Wer, wie dies die Extremisten tun, die Feinderklärung in die Demokratie trägt, wer dem Volk das „Anti-Volk“ als Feind gegenüberstellt, wer behauptet, das Monopol der authentischen Repräsentation zu haben, wer für sich allein die Führerschaft beansprucht und sich anmaßt, die alleinige Stimme des Volkes zu sein, wer ein moralisches Monopol für sich behauptet und damit Grundrechte und Grundwerte aushebeln will – der ist ein Feind der Demokratie. Man soll, man darf ihn nicht zum Populisten verharmlosen.
Bessere Heimat Europa
Ich sagte es schon: Österreichs Bundespräsident Alexander Van der Bellen hat in seinem Wahlkampf viel von Heimat geredet. Das hat er richtig gemacht. In Österreich und Deutschland leben zwei Drittel der Menschen in Dörfern, in Klein- und in Mittelstädten – also in der Provinz. Österreich und Deutschland sind zu zwei Dritteln Provinz. Diejenigen, die sich für das Wort Provinz schämen, sagen lieber Region; meinetwegen. Provinz ist ein gutes Wort und ein guter Platz, um sich heimisch zu fühlen. Er muss es bleiben oder wieder werden. Die Welt zur Heimat zu machen, das fängt in Kleinkleckersdorf an. Es fängt damit an, dass es dort eine Poststelle, einen Bäcker und einen Arzt gibt und ein Krankenhaus in erreichbarer Nähe. Gute Lokalpolitik lockt also nicht einfach nur Investoren in den Ort, sie stärkt die Grundversorgung, den sozialen Zusammenhalt und die gewachsenen Traditionen ihrer Bürger – und ihre Offenheit für die, die neu kommen. Es geht um Heimat. In flüchtigen Zeiten Heimat schaffen – das ist Politik gegen den populistischen Extremismus. Warum? Weil die Menschen Wurzeln brauchen. Wurzeln geben Halt. Was ist Heimat? Heimat ist, so viel steht fest, mehr als eine Postleitzahl, mehr als eine Adresse, mehr als eine Immobilie.
Heimat Demokratie? Wenn Demokratie gelingt, wird sie zu Heimat für die Menschen, die in dieser Demokratie ihre Zukunft miteinander gestalten. Heimat Sozialstaat? Wenn der Sozialstaat funktioniert, ist er Heimat für die Menschen. Beschimpfen kann den Sozialstaat nur der, der keine Heimat braucht. Und den Abriss wird nur der verlangen, der in seiner eigenen Villa wohnt. Ob er sich dort noch sehr lange wohlfühlen würde, ist aber fraglich. Ein Sozialstaat gibt nicht dem, der schon hat; und er nimmt nicht dem, der ohnehin wenig hat. Er schafft es, dass die Menschen trotz Unterschieden in Schicksal, Rang, Talenten und Geldbeutel sich auf gleicher Augenhöhe begegnen.
Heimat Europa?
Wenn Europa nicht mehr nur eine Union für die Wirtschaft wäre sondern, für die Menschen, dann könnte Europa langsam zur Heimat werden.

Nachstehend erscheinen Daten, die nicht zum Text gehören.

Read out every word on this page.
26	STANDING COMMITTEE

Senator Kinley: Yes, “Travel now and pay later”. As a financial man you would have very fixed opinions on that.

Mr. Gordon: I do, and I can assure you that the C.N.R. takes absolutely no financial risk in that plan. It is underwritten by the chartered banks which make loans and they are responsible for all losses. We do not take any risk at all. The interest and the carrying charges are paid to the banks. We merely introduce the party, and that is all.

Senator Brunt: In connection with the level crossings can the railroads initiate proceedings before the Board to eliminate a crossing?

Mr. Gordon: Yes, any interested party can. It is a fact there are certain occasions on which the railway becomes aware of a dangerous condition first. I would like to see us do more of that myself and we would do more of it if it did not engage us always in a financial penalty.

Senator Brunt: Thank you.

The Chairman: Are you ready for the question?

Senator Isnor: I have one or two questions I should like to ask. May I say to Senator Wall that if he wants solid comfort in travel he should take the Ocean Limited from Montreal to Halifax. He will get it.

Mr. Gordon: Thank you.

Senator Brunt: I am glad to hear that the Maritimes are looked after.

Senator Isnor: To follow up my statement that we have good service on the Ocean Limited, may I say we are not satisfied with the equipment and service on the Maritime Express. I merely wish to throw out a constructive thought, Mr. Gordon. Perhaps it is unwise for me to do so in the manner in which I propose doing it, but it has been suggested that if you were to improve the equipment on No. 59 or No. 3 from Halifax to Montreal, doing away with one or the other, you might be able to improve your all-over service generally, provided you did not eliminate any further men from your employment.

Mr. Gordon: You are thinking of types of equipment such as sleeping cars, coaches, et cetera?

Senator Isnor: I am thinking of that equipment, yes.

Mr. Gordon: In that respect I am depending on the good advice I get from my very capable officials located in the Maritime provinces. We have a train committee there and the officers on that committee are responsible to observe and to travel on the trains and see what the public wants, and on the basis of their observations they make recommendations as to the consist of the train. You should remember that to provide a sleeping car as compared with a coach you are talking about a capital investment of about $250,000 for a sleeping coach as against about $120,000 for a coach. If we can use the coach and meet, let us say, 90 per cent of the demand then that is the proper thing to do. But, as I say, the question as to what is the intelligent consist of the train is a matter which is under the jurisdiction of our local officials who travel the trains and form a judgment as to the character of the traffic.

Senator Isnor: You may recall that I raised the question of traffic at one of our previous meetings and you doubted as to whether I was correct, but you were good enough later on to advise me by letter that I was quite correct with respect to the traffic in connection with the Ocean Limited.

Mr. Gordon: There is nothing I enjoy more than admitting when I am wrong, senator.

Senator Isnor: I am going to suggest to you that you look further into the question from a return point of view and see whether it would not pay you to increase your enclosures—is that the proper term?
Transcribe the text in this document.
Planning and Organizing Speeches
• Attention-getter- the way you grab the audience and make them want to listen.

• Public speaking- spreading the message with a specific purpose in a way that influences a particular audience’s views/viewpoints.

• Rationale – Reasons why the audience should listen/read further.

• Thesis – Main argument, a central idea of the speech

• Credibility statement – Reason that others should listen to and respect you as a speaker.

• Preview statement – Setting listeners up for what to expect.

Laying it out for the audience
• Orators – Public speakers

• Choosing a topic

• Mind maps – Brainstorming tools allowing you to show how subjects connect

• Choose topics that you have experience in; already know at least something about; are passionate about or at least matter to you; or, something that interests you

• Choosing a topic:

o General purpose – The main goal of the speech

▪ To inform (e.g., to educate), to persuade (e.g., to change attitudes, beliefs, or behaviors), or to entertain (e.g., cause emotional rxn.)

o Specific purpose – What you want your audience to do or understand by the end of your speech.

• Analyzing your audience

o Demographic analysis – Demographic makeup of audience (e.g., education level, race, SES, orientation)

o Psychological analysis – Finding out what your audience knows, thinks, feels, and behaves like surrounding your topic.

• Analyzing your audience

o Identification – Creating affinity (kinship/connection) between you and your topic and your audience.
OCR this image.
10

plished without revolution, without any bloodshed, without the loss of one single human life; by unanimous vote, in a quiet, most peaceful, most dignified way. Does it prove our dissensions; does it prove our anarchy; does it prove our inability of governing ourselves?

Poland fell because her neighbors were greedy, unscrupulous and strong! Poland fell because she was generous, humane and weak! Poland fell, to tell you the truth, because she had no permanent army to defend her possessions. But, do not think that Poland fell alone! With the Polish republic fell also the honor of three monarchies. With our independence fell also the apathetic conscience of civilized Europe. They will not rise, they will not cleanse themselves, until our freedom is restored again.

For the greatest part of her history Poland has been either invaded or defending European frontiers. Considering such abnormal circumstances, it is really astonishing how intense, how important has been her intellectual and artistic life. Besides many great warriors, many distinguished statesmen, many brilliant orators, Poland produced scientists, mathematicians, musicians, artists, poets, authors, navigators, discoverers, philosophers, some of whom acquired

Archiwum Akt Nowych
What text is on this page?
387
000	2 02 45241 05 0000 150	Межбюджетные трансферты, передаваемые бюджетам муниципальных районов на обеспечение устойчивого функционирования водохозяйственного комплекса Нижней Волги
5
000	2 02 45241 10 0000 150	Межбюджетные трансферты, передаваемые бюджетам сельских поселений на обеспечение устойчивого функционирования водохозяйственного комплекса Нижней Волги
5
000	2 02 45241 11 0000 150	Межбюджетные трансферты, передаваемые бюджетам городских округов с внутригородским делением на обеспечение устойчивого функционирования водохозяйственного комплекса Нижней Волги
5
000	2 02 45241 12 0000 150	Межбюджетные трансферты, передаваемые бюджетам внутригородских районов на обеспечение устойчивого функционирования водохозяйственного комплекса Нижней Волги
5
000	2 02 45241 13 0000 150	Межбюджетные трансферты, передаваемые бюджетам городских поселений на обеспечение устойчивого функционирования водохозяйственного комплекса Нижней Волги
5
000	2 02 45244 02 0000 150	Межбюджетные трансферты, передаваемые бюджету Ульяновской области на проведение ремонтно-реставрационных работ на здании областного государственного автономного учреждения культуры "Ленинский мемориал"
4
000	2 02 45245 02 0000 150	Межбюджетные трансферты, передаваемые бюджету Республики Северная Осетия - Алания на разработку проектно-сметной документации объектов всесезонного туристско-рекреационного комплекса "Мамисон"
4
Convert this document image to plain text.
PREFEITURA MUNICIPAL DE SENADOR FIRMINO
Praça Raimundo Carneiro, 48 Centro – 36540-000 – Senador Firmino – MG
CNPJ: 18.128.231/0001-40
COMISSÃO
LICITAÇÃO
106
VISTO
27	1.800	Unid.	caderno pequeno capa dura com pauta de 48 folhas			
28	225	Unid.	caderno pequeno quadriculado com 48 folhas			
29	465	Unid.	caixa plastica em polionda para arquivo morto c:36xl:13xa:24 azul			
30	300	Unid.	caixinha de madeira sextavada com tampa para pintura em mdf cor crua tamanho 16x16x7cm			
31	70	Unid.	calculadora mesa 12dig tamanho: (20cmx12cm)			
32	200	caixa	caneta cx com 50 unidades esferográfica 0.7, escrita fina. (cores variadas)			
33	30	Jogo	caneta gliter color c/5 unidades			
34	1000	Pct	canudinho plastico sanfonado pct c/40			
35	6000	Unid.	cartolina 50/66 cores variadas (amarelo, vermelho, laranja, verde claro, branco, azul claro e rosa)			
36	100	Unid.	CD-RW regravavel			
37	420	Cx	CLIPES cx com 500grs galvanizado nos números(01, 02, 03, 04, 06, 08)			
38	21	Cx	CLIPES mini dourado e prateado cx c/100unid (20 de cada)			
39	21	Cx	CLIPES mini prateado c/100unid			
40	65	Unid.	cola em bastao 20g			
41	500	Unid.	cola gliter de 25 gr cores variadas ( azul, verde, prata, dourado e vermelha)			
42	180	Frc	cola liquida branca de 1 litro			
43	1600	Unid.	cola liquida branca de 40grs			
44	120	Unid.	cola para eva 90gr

2019 ist die nächste Europawahl, die neunte Direktwahl zum Europäischen Parlament. Die Europäer werden für ein junges, ein sich reformierendes Europa kämpfen müssen wie nie, weil spätestens diese Europawahl die Antwort geben muss auf die neuen Nationalismen und die neuen Aggressivpopulismen. Es geht um die Antwort auf die Frage, in welcher Gesellschaft wir leben wollen. Wir brauchen keinen Backlash, wir brauchen ein starkes Europa, wir brauchen ein Europa der Bürgerinnen und Bürger. Wir brauchen nicht mehr Europa; wir brauchen nicht weniger Europa. Wir brauchen ein besseres Europa.